C++11 introduces a new variable initialization syntax. List initialization (also called uniform initialization) enables you to use one syntax to initialize a variable of any type. Consider line 11 of Fig. 4.12
unsigned int studentCounter = 1;
In C++11, you can write this as
unsigned int studentCounter = { 1 };
or
unsigned int studentCounter{ 1 };
The braces ({
and }
) represent the list initializer. For a fundamental-type variable, you place only one value in the list initializer. For an object, the list initializer can be a comma-separated list of values that are passed to the object’s constructor. For example, consider an Employee
class that contains an employee’s first name, last name and salary. Assuming the class defines a constructor that receives string
s for the first and last names and a double
for the salary, you could initialize Employee
objects as follows:
Employee employee1{ "Bob", "Blue", 1234.56 };
Employee employee2 = { "Sue", "Green", 2143.65 };
For fundamental-type variables, list-initialization syntax also prevents so-called narrowing conversions that could result in data loss.
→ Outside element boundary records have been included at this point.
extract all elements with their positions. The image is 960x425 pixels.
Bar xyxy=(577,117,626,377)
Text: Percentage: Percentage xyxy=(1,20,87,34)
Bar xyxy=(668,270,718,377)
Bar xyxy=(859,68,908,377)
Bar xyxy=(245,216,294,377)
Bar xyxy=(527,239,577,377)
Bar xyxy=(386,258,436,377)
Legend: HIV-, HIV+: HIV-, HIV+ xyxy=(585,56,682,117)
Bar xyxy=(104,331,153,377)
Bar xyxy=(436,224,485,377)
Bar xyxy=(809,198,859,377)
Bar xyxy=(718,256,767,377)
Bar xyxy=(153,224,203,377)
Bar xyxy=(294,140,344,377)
For example, previously you could write
int x = 12.7;
which attempts to assign the double
value 12.7
to the int
variable x
. A double
value is converted to an int
, by truncating the floating-point part (.7
), which results in a loss of information—a narrowing conversion. The actual value assigned to x
is 12
. Many compilers generate a warning for this statement, but still allow it to compile. However, using list initialization, as in
int x = { 12.7 };
or
int x{ 12.7 };
yields a compilation error, thus helping you avoid a potentially subtle logic error. For example, Apple’s Xcode LLVM compiler gives the error
Type 'double' cannot be narrowed to 'int' in initializer list
We’ll discuss additional list-initializer features in later chapters.